Private Equity: 10 Steps for Reducing Sponsors’ Liability Risks at Portfolio Companies
Even before the disruptions caused by the COVID-19 pandemic, private equity sponsors were increasingly on the receiving end of claims seeking to hold them responsible for liabilities of their portfolio companies. A Proskauer blog identifies the following 10 steps that sponsors can take to help mitigate their liability risk:
– Create a list of companies with sponsor board members.
– Sensitize directors to fiduciary duties to company and shareholders as a whole and fund, and potential conflicts between them.
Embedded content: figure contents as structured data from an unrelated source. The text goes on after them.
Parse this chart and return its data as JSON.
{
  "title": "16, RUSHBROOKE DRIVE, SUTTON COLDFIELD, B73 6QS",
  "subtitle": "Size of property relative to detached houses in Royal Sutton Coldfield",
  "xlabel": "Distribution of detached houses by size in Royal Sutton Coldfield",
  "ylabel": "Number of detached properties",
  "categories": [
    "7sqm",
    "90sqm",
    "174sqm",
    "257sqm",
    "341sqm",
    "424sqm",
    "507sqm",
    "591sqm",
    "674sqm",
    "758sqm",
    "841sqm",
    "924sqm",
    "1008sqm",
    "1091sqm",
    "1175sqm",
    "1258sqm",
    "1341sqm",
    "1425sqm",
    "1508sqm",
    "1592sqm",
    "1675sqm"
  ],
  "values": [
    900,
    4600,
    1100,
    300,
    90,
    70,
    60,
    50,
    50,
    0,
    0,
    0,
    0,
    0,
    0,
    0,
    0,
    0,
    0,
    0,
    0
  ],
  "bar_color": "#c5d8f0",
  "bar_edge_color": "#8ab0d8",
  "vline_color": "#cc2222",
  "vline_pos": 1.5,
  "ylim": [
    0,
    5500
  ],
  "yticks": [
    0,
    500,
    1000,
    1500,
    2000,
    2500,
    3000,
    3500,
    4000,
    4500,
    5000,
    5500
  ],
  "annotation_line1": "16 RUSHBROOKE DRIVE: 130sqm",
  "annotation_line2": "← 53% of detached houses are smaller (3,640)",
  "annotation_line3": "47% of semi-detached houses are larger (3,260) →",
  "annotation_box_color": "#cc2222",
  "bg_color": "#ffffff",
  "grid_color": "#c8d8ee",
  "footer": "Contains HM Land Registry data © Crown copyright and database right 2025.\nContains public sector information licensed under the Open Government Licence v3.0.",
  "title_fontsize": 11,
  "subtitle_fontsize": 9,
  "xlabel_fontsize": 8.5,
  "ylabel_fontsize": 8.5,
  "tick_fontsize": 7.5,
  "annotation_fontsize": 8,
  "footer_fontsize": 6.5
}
– Scrutinize corporate transactions, particularly in distressed situations, and document decision making.
– Consider use of special committees to resolve conflicts; retain fund counsel where fund receives a benefit that not all shareholders receive.
– Consider the risk of portfolio company employee claims, including claims arising out of COVID-19.
– Sensitize directors to insolvency issues and be mindful of duties to creditors of an insolvent corporation.
– Observe best practices: participate in deliberations, adhere to formalities, retain good minutes, exercise care in communications.
– Train directors on attorney-client privilege, including distinction between fund counsel and company counsel.
– Expect scrutiny of valuation practices and financial records.
– Assess relevant contracts and rights (investment agreement, shareholder agreement, insurance contracts, and indemnification rights and obligations).